Фейербах: Человек занял место Бога, человек вернул себе божественное и восстановил его как свою собственность или сущность, и теология стала антропологией.

 

Современная западная философия связана с рядом тем, образующих некую общую "проблемную ситуацию". И первая – это "смерть Бога": здесь затрагиваются важнейшие философские основы, ведь дело не только в том, что философии в Средние века довелось быть "служанкой теологии", но также и в том, что и классическая философия остается в двусмысленном положении в вопросе о Боге. Вопрос о Боге, кроме того, конкретизируется еще и в вопросе о Церкви. Церковь – это место, где богословие (философия) встречается с властью и историей. "Революция Канта" в этом отношении совпадает с Лютеровским бунтом против догматической теологии (или, словами Ницше, против утонченной церковной организации как "структуры господства"). Оформляется буржуазный индивидуализм. Начинается "критика познания": Кант, без сомнения, был первым, кто принял проблематическое не как мимолетную неопределенность, а как истинный объект Идеи, а значит, как неустранимый горизонт всего, что происходит и является. Смысловой акцент смещается с мира сущностей, условием имеющих Бога, к "Я" – и таким образом, Бог подменяется человеком. У Гегеля человек (вместе со своей историей) уже становится Богом. От человеческого организма к человеческому обществу (как организму) проходит путь Божий. Здесь еще нужно отметить момент влияния на Гегеля, и в еще большей мере на Шеллинга, немецкой мистики (тождество противоположностей и спекулятивная смерть в Боге). В Гегеле странным образом сочетается мистический пантеизм, имморализм и рационально-обывательская "посюсторонность". Имманентность смысла мышлению делает философа "божественным мозгом". Однако для человека остается ситуация отчуждения, а Кант ведь мечтал о свободе. Штирнер доводит свободу до абсурда: Фейербах вернул вещественные предикаты человеческому Роду, но "Я" - то, единственный, – не Род, не история, даже не "моя" сущность. Только конечное Я, говорит Штирнер, есть воистину Я. Этот Единственный еще и собственник, но он "ничто", его отношение к собственности – разрушение, обращение в ничто. Человеческие они или божественные, – предикаты всегда одни и те же – принадлежат ли они аналитически божественному Бытию или же синтетически связаны с человеческой формой. Только Единственный свободен, но эта свобода – разрушение, ничто.
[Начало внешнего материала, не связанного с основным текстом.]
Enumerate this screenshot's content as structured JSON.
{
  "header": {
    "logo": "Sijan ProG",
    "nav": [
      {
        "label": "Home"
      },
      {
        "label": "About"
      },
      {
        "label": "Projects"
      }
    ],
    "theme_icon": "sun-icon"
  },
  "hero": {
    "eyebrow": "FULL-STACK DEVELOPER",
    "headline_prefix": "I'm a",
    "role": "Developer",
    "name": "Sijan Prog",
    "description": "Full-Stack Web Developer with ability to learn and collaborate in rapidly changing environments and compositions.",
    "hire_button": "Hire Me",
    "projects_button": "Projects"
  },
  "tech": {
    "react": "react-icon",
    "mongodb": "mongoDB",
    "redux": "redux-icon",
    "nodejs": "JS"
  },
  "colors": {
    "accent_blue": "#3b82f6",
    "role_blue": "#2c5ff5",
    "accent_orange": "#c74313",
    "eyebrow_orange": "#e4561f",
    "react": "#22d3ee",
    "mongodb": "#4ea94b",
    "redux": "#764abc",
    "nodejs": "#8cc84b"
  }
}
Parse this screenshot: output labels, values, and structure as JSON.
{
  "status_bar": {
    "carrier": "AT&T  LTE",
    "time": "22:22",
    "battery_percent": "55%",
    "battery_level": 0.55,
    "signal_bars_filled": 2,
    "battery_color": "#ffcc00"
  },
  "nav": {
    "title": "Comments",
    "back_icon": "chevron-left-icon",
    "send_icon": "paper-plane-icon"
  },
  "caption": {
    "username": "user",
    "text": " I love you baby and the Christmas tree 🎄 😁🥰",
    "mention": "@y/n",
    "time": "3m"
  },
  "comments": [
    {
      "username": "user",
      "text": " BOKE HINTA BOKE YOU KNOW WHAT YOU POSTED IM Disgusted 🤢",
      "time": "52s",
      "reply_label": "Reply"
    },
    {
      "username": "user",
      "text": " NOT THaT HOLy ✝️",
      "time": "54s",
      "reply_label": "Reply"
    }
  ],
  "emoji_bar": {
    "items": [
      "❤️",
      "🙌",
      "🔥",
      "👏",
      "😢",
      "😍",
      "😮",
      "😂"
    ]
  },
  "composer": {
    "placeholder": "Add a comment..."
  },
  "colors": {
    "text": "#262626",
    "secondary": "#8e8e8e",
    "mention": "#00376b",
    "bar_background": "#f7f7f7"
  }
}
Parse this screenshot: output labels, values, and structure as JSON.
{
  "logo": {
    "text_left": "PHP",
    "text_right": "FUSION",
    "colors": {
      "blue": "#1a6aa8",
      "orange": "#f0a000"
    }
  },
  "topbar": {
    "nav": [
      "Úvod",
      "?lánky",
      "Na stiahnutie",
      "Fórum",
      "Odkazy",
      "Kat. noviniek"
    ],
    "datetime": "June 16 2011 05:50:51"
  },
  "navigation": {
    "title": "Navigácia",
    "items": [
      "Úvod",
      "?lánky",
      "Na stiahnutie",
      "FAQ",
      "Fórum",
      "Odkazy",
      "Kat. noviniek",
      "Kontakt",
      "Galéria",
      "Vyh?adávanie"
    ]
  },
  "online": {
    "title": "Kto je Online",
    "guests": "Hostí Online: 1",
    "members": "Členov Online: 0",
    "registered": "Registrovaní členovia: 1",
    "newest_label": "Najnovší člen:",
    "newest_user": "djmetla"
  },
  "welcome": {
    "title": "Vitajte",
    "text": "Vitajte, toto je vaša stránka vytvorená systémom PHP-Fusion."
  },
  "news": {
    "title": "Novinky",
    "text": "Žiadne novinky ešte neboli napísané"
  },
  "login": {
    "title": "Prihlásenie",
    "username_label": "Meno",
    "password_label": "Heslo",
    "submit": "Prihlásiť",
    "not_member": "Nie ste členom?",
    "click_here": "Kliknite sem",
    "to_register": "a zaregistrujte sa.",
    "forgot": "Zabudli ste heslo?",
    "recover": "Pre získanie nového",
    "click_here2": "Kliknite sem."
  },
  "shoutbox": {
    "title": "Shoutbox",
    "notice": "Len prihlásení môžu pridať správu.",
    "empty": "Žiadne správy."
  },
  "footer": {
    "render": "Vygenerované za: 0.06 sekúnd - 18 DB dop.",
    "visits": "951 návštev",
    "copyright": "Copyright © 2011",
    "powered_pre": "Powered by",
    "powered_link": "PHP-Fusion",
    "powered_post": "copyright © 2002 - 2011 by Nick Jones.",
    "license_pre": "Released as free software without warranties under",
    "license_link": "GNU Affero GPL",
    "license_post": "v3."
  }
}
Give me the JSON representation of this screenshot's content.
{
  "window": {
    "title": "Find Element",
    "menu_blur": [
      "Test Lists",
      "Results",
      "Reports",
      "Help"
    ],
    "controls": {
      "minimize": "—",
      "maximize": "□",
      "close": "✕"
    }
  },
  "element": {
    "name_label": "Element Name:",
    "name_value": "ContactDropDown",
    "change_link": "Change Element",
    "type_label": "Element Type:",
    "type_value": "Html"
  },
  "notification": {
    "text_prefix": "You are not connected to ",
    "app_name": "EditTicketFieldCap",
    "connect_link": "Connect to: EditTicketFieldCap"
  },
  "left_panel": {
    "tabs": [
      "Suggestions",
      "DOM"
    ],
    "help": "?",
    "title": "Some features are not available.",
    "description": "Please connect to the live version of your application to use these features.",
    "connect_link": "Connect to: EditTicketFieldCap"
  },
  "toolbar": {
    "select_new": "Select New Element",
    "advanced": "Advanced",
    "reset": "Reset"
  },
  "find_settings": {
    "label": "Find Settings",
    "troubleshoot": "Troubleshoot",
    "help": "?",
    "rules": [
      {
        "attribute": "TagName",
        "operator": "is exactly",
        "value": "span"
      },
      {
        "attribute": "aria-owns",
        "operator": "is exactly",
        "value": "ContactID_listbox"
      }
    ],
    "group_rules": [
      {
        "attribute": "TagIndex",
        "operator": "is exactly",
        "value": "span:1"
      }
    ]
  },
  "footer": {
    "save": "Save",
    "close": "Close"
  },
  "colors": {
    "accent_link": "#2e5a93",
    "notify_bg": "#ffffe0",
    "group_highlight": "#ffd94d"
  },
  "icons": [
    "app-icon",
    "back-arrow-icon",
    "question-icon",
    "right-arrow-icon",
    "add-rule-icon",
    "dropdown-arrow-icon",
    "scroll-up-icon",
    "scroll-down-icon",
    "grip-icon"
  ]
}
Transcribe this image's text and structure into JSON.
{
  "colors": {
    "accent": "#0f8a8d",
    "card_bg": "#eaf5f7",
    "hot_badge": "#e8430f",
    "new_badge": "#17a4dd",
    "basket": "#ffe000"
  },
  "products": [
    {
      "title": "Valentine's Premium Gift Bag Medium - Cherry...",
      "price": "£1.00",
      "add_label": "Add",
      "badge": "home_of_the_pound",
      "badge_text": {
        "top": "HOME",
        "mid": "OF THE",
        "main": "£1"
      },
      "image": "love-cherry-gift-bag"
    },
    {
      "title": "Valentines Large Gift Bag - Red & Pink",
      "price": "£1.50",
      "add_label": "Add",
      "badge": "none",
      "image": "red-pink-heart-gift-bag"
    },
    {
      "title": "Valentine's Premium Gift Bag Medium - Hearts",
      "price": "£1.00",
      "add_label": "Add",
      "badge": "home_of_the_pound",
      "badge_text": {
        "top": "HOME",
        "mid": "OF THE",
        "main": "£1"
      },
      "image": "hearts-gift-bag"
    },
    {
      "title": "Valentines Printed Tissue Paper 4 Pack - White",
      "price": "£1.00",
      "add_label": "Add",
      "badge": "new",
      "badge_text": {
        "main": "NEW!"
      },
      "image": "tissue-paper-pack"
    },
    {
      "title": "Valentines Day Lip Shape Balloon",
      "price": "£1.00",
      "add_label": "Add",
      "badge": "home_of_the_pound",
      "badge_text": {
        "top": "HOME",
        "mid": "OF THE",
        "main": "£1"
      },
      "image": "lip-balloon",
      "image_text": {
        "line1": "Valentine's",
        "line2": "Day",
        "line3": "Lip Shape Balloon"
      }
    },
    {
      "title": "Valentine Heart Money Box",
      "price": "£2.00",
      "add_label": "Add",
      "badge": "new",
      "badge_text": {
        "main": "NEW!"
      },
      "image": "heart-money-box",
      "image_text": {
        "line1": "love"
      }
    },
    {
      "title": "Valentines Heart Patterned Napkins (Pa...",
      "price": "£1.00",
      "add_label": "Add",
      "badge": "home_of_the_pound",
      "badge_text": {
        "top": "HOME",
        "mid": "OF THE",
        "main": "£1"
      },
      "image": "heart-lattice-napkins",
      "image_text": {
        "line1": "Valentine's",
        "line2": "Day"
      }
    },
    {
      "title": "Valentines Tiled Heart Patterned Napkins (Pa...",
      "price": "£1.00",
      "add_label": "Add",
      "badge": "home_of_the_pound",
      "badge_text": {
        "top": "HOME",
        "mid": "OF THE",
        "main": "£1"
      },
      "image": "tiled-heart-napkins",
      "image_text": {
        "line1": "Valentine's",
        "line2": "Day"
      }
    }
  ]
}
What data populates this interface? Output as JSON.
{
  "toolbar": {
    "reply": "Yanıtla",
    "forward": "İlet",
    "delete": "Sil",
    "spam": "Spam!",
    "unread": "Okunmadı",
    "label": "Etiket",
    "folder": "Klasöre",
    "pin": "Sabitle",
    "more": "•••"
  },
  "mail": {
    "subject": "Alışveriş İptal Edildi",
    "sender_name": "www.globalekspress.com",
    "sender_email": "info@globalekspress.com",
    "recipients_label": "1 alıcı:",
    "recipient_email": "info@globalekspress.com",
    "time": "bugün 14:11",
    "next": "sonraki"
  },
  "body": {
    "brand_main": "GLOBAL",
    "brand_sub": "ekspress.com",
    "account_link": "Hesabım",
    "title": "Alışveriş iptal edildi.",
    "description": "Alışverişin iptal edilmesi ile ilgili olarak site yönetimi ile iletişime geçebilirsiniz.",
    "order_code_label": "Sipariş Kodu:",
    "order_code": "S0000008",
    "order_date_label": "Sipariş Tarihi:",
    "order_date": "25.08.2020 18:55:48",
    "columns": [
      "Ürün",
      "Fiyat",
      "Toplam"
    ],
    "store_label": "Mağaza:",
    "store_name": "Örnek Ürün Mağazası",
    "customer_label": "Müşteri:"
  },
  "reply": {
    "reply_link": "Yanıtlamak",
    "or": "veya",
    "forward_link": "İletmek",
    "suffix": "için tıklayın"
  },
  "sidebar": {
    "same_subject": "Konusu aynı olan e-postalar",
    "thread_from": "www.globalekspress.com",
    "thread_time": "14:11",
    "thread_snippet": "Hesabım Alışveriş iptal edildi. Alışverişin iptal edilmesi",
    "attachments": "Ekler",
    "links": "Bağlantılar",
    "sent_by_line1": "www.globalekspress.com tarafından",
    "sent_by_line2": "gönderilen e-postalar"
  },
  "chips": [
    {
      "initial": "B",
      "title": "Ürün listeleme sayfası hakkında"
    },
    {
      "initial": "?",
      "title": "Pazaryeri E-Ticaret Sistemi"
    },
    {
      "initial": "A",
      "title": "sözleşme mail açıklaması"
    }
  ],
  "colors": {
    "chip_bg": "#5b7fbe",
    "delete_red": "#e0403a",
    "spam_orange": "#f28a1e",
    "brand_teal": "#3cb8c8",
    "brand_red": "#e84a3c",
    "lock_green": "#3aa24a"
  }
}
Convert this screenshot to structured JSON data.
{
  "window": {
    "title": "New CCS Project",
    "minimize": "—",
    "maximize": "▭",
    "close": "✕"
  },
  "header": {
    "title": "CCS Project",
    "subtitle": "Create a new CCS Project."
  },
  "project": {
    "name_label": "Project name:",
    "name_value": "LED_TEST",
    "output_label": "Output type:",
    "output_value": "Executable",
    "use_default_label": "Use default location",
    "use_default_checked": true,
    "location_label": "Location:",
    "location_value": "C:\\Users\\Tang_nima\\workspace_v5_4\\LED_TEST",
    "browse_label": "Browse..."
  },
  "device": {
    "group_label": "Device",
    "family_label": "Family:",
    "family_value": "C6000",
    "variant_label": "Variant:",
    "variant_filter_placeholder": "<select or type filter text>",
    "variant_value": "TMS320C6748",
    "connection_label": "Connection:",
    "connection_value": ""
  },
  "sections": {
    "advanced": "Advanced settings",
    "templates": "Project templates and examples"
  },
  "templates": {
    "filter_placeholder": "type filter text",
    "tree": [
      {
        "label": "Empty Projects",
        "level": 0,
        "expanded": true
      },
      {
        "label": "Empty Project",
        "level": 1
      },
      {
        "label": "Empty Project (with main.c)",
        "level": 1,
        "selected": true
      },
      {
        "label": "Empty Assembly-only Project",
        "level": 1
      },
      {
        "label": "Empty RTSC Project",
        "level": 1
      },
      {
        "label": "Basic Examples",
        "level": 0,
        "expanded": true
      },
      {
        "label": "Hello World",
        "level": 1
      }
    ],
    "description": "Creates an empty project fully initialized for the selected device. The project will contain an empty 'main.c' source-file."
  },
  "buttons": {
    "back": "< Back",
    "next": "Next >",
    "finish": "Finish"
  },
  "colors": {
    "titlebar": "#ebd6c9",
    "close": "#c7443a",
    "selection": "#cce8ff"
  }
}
Но кто такой Человек и что есть Бог? Который есть "особенное", и что есть "общее"? Фейербах говорит, что человек изменился, что он стал Богом; Бог изменился, сущность Бога стала сущностью человека. Но этот самый Человек не изменился: реактивный человек, раб, не переставший им быть, представив себя как Бога, всегда – раб, машина для производства божественного, раб Божий. То, что есть Бог, также не изменилось: всегда – божественное, высшее Бытие, машина для производства раба (Божья). То, что изменилось, или, скорее изменило свои определения – это промежуточная концепция, средние термины, которые могут быть субъектом или предикатом друг друга: Бог или Человек.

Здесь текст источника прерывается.